The head of Magnetar only gave to one politician's PACs.
Rahm Emanuel's:
Litowitz and his wife had never before made significant political donations. In 2005, they started giving to Rahm and his PACs, and only PACs connected to Rahm, just before the Magnetar CDO program began, and continued through the first quarter of 2008, when the trade would have started to pay out handsomely. The Litowitzs gave a total of $8,000 to Emanuel and $10,000 to his Our Common Values PAC in May 2005. In 2006 and 2007, they contributed $51,700 to the Democratic Congressional Campaign Committee, while Emanuel was chairman. We have been advised by individuals involved in political fundraising that the amounts given would be considered significant, and the way the payments were distributed across the PACs is sophisticated. Put it another way: this money was not given impersonally.
If I were running a rival campaign in the Chicago mayor's race, I certainly would be having the opposition research team looking into this so more.

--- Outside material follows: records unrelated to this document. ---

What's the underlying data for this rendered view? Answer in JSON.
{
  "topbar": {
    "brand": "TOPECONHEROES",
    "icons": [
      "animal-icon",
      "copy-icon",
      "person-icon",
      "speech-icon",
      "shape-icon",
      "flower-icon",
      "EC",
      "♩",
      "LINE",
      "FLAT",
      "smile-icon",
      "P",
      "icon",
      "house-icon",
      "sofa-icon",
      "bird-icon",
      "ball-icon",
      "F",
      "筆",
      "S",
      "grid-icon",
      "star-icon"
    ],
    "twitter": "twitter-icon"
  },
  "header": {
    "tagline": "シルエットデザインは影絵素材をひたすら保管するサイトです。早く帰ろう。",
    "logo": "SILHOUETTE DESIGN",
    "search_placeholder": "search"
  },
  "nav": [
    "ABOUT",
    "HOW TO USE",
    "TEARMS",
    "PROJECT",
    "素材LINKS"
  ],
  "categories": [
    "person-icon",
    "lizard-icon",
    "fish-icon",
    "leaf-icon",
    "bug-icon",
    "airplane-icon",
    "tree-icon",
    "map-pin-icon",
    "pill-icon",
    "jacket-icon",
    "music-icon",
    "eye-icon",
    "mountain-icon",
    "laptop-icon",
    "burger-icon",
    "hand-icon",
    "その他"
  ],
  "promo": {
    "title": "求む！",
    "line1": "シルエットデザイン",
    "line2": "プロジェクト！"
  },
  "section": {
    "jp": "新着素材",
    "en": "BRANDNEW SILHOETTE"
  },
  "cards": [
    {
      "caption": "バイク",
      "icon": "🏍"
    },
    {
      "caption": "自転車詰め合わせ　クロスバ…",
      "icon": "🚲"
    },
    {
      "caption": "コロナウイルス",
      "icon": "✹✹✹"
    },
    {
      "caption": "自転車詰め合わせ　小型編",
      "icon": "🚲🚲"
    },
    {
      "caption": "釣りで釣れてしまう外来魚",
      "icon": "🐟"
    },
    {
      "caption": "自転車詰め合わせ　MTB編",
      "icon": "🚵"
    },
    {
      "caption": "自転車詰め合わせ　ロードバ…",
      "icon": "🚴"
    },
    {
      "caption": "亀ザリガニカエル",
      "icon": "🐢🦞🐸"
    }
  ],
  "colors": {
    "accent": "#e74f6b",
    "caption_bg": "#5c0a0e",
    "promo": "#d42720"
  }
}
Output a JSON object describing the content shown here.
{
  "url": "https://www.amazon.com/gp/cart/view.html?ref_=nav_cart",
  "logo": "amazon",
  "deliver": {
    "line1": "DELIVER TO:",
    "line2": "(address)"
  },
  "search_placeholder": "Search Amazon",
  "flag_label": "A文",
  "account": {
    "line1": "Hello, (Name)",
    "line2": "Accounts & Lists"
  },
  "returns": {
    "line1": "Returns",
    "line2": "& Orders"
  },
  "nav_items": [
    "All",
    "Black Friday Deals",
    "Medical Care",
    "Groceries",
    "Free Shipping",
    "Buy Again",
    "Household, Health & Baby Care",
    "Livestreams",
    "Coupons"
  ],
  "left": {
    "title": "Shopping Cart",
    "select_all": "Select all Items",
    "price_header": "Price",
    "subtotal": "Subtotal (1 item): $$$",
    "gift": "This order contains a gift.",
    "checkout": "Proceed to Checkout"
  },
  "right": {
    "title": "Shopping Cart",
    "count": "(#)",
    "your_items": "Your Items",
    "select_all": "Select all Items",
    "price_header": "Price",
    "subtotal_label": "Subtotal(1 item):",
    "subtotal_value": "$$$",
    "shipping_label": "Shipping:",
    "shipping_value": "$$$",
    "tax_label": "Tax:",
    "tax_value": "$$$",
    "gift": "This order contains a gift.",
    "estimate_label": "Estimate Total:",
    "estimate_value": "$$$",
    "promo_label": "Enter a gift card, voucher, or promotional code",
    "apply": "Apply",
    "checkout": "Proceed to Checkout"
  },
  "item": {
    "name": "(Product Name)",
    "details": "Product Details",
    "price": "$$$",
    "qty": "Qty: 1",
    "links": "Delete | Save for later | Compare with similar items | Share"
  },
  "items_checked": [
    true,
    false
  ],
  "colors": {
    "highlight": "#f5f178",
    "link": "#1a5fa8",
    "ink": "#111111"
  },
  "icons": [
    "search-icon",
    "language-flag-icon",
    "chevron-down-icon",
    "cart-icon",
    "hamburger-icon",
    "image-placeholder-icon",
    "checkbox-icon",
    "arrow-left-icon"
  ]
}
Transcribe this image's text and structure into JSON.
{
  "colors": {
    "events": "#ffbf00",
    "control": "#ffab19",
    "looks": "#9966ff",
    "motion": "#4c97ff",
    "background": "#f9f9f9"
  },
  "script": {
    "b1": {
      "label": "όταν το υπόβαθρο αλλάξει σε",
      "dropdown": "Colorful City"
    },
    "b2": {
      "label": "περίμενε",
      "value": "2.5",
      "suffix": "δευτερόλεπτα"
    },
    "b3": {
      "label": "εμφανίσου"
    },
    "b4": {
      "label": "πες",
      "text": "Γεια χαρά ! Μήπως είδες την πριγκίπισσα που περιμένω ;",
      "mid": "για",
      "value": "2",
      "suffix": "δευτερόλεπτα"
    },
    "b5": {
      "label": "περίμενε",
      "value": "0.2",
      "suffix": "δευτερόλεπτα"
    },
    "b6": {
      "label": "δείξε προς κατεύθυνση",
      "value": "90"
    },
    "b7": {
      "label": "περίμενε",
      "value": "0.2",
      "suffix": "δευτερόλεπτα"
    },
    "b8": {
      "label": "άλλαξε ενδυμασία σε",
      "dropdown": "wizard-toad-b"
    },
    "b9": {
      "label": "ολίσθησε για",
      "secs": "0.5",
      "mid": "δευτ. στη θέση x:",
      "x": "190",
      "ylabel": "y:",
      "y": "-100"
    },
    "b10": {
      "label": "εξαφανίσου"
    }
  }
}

Then I would nail the smirking Emanuel with the "Culture of Corruption" tag he used against the GOP in 2006.
Over and over again.
I'd run commercial after commercial, tying Emanuel to the hedge fund industry and to Magnetar in particular and ask voters "Haven't we had enough corruption? Haven't we had enough government by the hedge fund managers, for the hedge fund managers, of the hedge fund managers? Haven't we had enough of Rahm Emanuel's backroom deals?"
Who knows, maybe Chicago voters will shrug at this.
But if Emanuel can drop a dime on Jesse Jackson Jr. and get him out of the race, I think somebody else can drop a dime or two on him.